Section 3.5.1 "Transient Execution": show an example of cpu speculation that is not based on branch prediction

[kbeyls]

See TODO in text.

[koutheir]

Microarchitectural branches can also participate in speculation. The following function, for example, divides a floating-point constant by its input, and that input could be zero:

double divide_a_value(double a) {
    return 3.0 / a;
}

; AArch64 disassembly
divide_a_value(double):
        fmov    d1, #3.00000000
        fdiv    d0, d1, d0
        ret

• If that input value is zero, then the result of the division will be Not a Number (NaN), and the CPU might trap.
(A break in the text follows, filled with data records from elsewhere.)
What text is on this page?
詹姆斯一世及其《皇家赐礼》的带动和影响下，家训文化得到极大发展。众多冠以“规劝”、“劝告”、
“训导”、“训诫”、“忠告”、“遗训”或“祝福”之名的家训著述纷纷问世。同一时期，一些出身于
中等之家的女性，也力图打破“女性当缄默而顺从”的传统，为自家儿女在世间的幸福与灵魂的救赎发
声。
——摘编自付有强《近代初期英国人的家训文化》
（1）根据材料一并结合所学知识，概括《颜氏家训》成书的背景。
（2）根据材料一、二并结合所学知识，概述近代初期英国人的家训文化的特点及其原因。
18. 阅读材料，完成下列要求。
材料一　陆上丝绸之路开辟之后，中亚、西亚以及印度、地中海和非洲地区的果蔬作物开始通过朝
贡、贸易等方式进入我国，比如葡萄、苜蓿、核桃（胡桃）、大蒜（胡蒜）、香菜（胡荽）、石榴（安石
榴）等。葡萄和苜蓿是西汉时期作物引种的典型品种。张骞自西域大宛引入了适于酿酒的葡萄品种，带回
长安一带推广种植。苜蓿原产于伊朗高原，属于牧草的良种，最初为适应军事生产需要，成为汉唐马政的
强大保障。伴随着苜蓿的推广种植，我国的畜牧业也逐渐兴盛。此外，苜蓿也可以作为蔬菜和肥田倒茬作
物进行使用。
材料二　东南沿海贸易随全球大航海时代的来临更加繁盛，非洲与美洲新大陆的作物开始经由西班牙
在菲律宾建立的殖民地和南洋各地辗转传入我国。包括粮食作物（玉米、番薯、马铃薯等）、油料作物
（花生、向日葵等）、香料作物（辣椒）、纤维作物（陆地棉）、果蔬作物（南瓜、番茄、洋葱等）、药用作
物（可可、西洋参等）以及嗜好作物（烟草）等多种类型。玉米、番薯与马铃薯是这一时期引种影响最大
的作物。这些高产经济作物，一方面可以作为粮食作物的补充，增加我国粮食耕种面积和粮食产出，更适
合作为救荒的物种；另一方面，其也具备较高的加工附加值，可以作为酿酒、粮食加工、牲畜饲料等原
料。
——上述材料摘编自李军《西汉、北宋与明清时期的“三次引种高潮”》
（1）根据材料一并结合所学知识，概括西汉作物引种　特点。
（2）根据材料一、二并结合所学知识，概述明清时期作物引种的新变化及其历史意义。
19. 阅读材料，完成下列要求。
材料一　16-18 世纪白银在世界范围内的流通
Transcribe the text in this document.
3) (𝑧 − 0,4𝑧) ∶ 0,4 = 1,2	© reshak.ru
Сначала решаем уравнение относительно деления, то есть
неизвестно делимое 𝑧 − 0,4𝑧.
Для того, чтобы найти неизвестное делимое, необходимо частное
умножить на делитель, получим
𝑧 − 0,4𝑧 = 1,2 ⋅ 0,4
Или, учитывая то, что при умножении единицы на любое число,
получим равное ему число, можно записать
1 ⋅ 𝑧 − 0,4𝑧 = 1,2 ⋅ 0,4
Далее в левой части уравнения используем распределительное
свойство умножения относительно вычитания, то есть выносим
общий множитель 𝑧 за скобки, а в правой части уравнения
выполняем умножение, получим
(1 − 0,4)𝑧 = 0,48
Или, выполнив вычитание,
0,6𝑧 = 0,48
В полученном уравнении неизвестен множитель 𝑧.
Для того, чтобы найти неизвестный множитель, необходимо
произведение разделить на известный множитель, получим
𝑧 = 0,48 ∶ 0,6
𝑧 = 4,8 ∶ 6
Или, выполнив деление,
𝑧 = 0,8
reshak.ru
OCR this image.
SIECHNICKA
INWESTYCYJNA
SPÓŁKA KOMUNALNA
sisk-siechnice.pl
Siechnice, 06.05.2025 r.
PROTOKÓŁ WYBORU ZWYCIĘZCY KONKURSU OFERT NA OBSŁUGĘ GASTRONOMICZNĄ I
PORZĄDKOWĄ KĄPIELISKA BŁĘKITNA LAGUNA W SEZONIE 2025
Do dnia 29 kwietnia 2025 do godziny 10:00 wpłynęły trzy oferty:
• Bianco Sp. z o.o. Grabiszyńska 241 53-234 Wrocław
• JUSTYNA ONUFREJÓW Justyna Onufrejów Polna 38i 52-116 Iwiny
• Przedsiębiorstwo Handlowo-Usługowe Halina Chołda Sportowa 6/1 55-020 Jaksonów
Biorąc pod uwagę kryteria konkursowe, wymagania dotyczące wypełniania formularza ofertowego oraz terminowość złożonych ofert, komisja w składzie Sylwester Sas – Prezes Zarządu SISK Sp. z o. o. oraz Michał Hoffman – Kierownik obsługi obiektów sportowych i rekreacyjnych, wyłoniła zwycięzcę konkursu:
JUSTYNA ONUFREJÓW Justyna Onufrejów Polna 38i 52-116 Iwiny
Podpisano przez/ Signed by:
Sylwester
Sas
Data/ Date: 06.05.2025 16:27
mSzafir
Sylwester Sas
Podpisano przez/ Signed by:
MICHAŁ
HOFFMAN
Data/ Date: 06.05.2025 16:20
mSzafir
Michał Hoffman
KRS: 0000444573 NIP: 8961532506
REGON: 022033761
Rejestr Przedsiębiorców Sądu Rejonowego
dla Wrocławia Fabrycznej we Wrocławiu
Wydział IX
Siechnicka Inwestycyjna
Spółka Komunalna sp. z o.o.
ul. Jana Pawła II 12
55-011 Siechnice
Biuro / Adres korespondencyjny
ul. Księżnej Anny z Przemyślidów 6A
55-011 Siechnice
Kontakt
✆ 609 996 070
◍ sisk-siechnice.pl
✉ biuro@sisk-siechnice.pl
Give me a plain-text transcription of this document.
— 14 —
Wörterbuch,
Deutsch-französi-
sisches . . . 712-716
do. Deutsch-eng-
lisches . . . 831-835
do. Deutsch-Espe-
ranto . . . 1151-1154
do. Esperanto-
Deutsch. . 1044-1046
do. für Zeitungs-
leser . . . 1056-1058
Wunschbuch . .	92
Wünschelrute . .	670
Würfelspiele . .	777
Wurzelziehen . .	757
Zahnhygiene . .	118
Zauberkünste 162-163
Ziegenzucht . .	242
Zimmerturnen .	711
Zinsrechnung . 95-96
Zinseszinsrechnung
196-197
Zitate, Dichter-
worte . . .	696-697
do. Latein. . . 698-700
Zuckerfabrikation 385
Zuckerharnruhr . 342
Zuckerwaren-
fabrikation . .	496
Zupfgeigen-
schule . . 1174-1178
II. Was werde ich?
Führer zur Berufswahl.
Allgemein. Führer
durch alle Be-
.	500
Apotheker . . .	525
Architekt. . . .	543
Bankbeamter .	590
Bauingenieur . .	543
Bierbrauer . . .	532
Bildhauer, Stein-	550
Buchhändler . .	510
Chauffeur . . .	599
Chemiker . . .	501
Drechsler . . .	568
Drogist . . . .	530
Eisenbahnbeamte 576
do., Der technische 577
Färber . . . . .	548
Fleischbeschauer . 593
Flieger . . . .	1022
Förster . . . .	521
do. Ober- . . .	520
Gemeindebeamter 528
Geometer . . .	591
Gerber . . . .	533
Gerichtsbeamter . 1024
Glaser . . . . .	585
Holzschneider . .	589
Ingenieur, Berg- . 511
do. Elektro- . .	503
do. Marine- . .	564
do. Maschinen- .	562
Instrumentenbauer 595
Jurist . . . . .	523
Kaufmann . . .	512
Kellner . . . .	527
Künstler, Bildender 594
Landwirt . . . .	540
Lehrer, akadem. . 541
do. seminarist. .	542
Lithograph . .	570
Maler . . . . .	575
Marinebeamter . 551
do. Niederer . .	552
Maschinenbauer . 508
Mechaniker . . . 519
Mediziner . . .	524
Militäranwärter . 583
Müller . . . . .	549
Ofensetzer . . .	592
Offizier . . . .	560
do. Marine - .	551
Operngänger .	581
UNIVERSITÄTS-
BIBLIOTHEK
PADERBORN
Trapping causes a saving of the execution state, then a branch to a trap handler. On POSIX systems, the trap can cause the handler of the SIGFPE signal to be executed.
• If that input value is not zero, then the division can proceed without traps.

[koutheir]

Computing addresses may take a few instructions to perform (so, multiple cycles). When loading a value from a computed address for the second time, the CPU may speculate that a computed address used to load a value remains the same, allowing it to start loading the value, this second time, from the previous address, before the actual address, that should be used, is computed. Once the address computation is finished, it is compared to the speculated address, and if it is the same, then the speculatively-loaded value can be used directly. Otherwise, a new load is started.